Oil companies told they are unwelcome at this American national monument

The U.S. Government has quietly rolled out a proposal to greatly curtail oil and gas drilling in a national monument created by former President Barack Obama.

On the final day of the Obama administration in January, Vice President Joe Biden left a brief phone message for Navajo president Ben Shelly. The president couldn’t read the message as it was delivered by voicemail.

In it, Biden listed top five national monuments, Chaco Canyon in New Mexico among them. Not long after, the Bureau of Land Management confirmed that Chaco Canyon, now a celebrated American Indian archaeological site, will remain off limits to oil and gas companies.

The Obama Interior Department created the monument to protect the sacred site from being permanently changed by oil and gas drilling.
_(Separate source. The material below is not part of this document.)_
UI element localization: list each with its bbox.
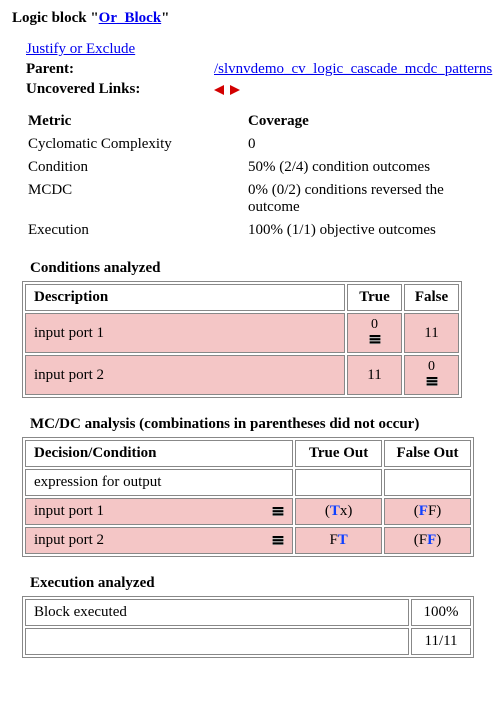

President Donald Trump’s Interior Department is scheduled to review the monument under the 1906 Antiquities Act. It will include Chaco on Trump’s list of monuments to shrink.

A proposal to greatly restrict Chaco Canyon will be reviewed. (In 2013, Interior proposed greatly restricting a protected site in Utah’s red rock country.)

The proposed changes for Chaco Canyon’s oil and gas zones are all but certain to meet bipartisan opposition, at least in Congress. Already, Democrats and some Republicans have expressed interest in debating how oil and gas leases should be modified to allow for more mining activity and other opportunities.

BLM spokeswoman Stephanie Winkler said the government decided to delay comment on the proposal for at least a year. She said BLM has not yet set a public hearing for Chaco Canyon to be considered by the Endangered Species Act.

The BLM announced the planned modifications just a few weeks after Trump made his first official visit to Utah, where he suggested that curtailing monument protections could be part of an effort to revive the nation’s beleaguered economy.

Chaco Canyon was established in the late 19th century in part as a way to suppress Indian hostility with the Spanish.